摘要

The River Continuum Concept (RCC) predicts that food webs (and, in particular, invertebrates) of rivers in temperate, forested drainages should exhibit a longitudinal gradient from reliance on terrestrially derived organic matter (e.g., seasonally shed leaves) in the headwaters to autochthonous sources (e.g., algae) in the mid-orders, to suspended material in larger rivers. This prediction has been evaluated by longitudinal comparisons of macroinvertebrate communities in terms of functional feeding groups (FFGs), but such an approach yields only indirect evidence regarding actual food use. To retest this prediction, we investigated invertebrate diets from the Salmon River, Idaho, by examining the gut contents of archived specimens from the longitudinal set of sites sampled in the original 1976 RCC study and by collecting invertebrates from these same sites in 2009. We detected no apparent shifts in diets over the similar to 30-y time span. The importance of allochthonous materials in invertebrate diets differed significantly among sites along the longitudinal gradient. As predicted, it was greatest at the 2nd-order headwater site (30-42% of gut contents, on average) and decreased longitudinally to 10 to 20% at the most downstream site.
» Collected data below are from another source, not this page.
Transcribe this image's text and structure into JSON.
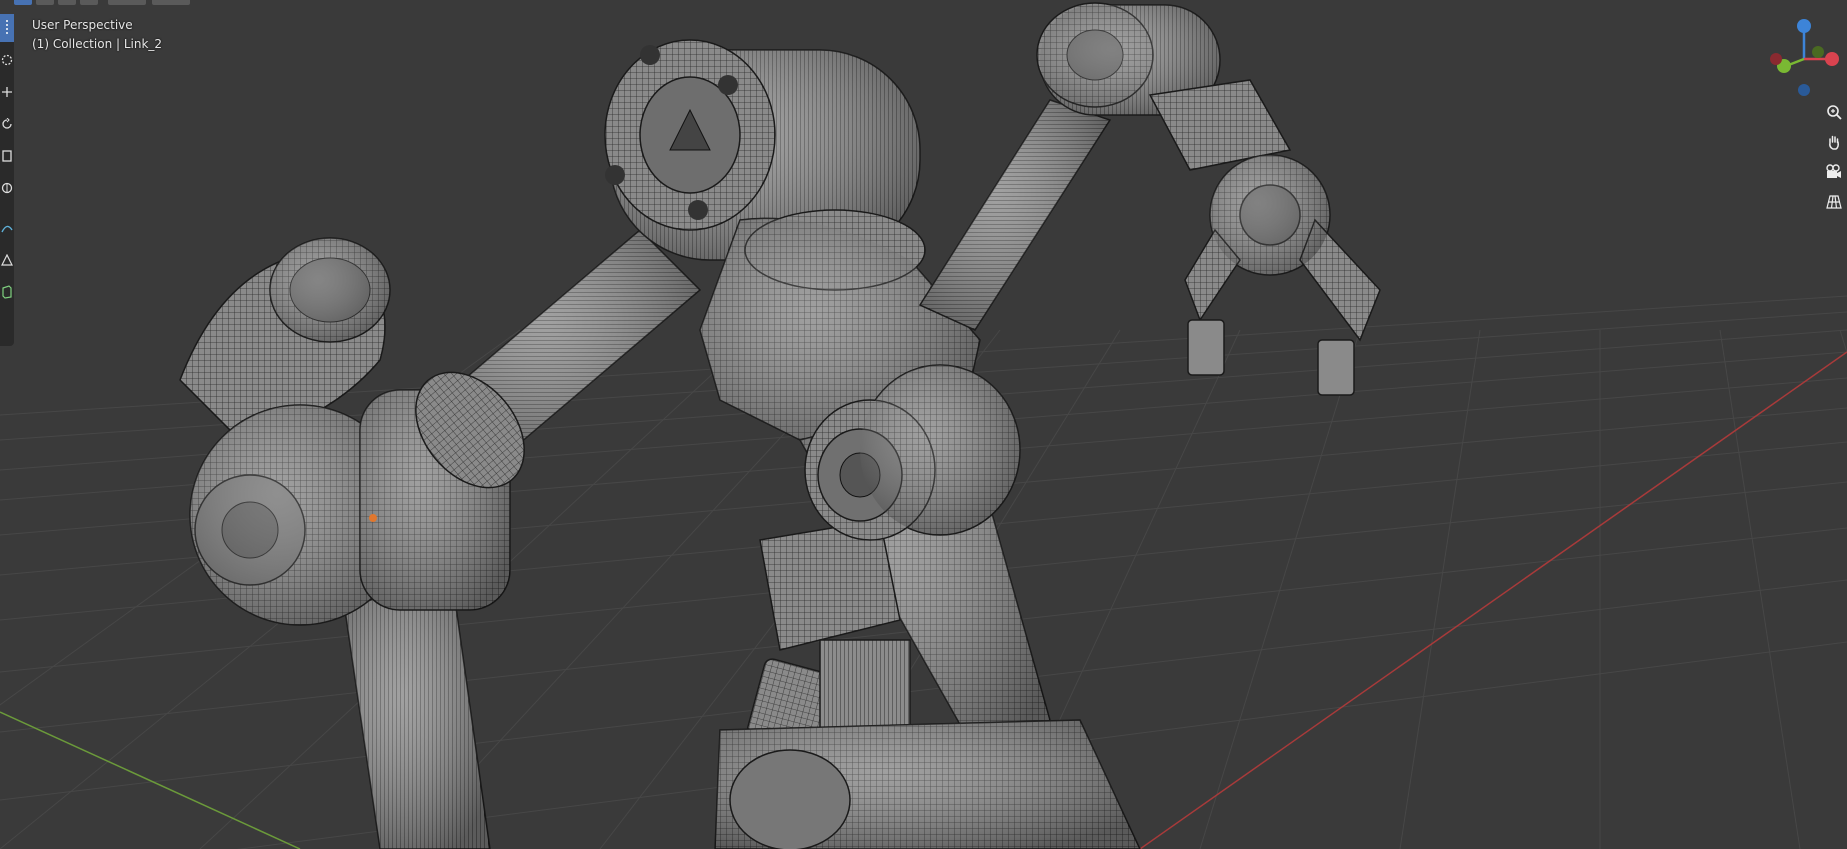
{
  "viewport": {
    "view_name": "User Perspective",
    "collection_label": "(1) Collection | Link_2",
    "colors": {
      "background": "#3a3a3a",
      "grid": "#474747",
      "x_axis": "#a83a3a",
      "y_axis": "#6b9a3a",
      "mesh_fill": "#8e8e8e",
      "wire": "#1a1a1a",
      "active_tool": "#4772b3"
    }
  },
  "toolbar": {
    "tools": [
      "select-box",
      "cursor",
      "move",
      "rotate",
      "scale",
      "transform",
      "annotate",
      "measure",
      "add-cube"
    ]
  },
  "gizmo": {
    "axes": [
      "X",
      "Y",
      "Z"
    ],
    "colors": {
      "x": "#d9434f",
      "y": "#7ab833",
      "z": "#3d84d8"
    }
  },
  "nav": {
    "buttons": [
      "zoom",
      "pan",
      "camera",
      "perspective-ortho"
    ]
  }
}
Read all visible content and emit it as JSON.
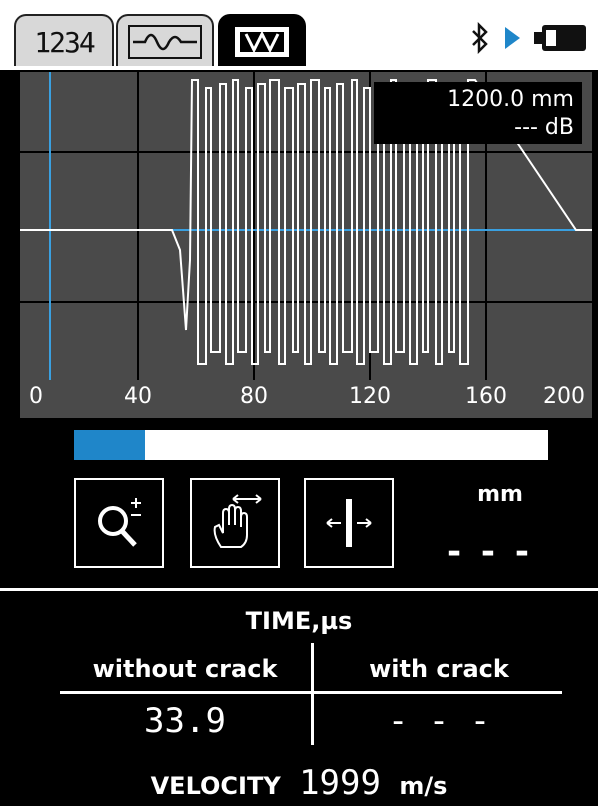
{
  "tabs": [
    {
      "label": "1234",
      "icon": "numeric-display-icon"
    },
    {
      "label": "",
      "icon": "waveform-icon"
    },
    {
      "label": "",
      "icon": "scope-view-icon"
    }
  ],
  "status": {
    "bluetooth": "bluetooth-icon",
    "play": "play-icon",
    "battery": "battery-icon",
    "accent": "#1f86c9"
  },
  "scope": {
    "readout_distance": "1200.0 mm",
    "readout_db": "--- dB",
    "axis_ticks": [
      "0",
      "40",
      "80",
      "120",
      "160",
      "200"
    ],
    "baseline_color": "#3aa0e0"
  },
  "progress": {
    "fraction": 0.15
  },
  "controls": {
    "unit_label": "mm",
    "unit_value": "- - -"
  },
  "results": {
    "title": "TIME,µs",
    "without_crack_label": "without crack",
    "with_crack_label": "with crack",
    "without_crack_value": "33.9",
    "with_crack_value": "- - -",
    "velocity_label": "VELOCITY",
    "velocity_value": "1999",
    "velocity_unit": "m/s"
  }
}
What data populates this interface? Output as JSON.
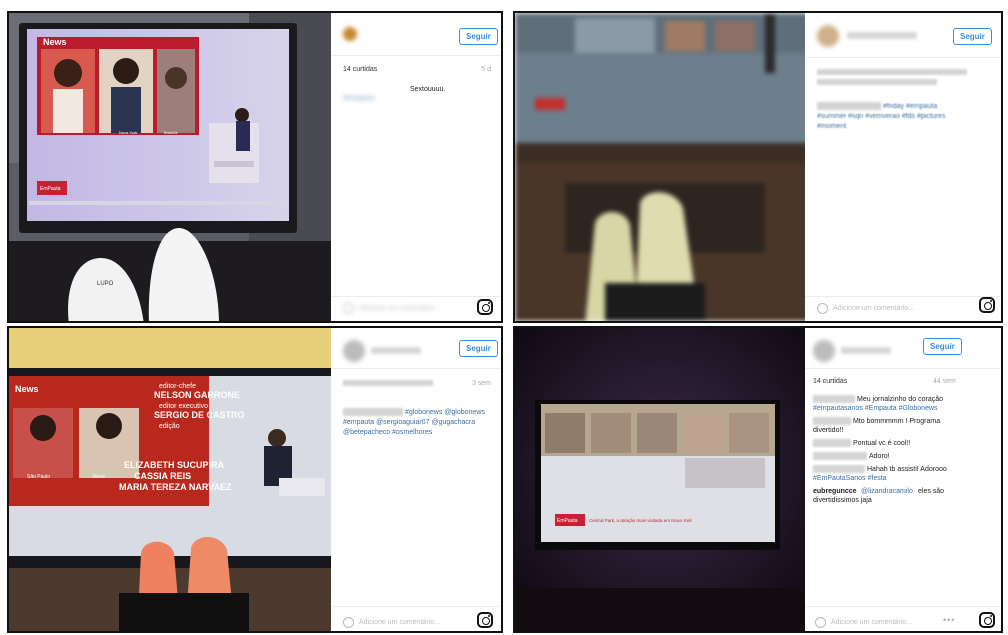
{
  "posts": [
    {
      "follow_label": "Seguir",
      "likes": "14 curtidas",
      "age": "5 d",
      "caption": "Sextouuuu.",
      "tags": "#empauta",
      "comment_placeholder": "Adicione um comentário...",
      "tv": {
        "brand": "News",
        "labels": [
          "Nova York",
          "Brasília"
        ],
        "ticker": "EmPauta"
      }
    },
    {
      "follow_label": "Seguir",
      "tags_line1": "#friday #empauta",
      "tags_line2": "#summer #sqn #vemverao #fds #pictures",
      "tags_line3": "#moment",
      "comment_placeholder": "Adicione um comentário..."
    },
    {
      "follow_label": "Seguir",
      "age": "3 sem",
      "tags_line1": "#globonews @globonews",
      "tags_line2": "#empauta @sergioaguiar07 @gugachacra",
      "tags_line3": "@betepacheco #osmelhores",
      "comment_placeholder": "Adicione um comentário...",
      "tv": {
        "brand": "News",
        "credits": [
          "editor-chefe",
          "NELSON GARRONE",
          "editor executivo",
          "SERGIO DE CASTRO",
          "edição",
          "ELIZABETH SUCUPIRA",
          "CASSIA REIS",
          "MARIA TEREZA NARVAEZ"
        ],
        "labels": [
          "São Paulo",
          "Nova"
        ]
      }
    },
    {
      "follow_label": "Seguir",
      "likes": "14 curtidas",
      "age": "44 sem",
      "comments": [
        {
          "text": "Meu jornalzinho do coração",
          "tags": "#empautasanos #Empauta #Globonews"
        },
        {
          "text": "Mto bommmmm ! Programa",
          "extra": "divertido!!"
        },
        {
          "text": "Pontual vc é cool!!"
        },
        {
          "text": "Adoro!"
        },
        {
          "text": "Hahah tb assisti! Adorooo",
          "tags": "#EmPautaSanos #festa"
        },
        {
          "user": "eubreguncce",
          "mention": "@lizandracamilo",
          "text": "eles são",
          "extra": "divertidissimos jaja"
        }
      ],
      "comment_placeholder": "Adicione um comentário...",
      "more": "•••",
      "tv": {
        "ticker": "EmPauta",
        "caption": "Central Park, a atração mais visitada em Nova York"
      }
    }
  ]
}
However, invertebrates at the 2nd-order site also consumed large percentages of autochthonous materials (35-45%), and diets contained from 35 to 75% autochthonous resources across all sites. The shredder (Yoraperla) with the highest density at the most upstream 2nd-order site had gut contents composed of 52 to 81% diatoms depending on season, illustrating the importance of autochthonous resources in the headwaters. Our findings show that measuring shifts in FFG alone without examining actual food resources present in macroinvertebrate diets may lead to erroneous inferences regarding patterns of resource use by macro invertebrates in food webs.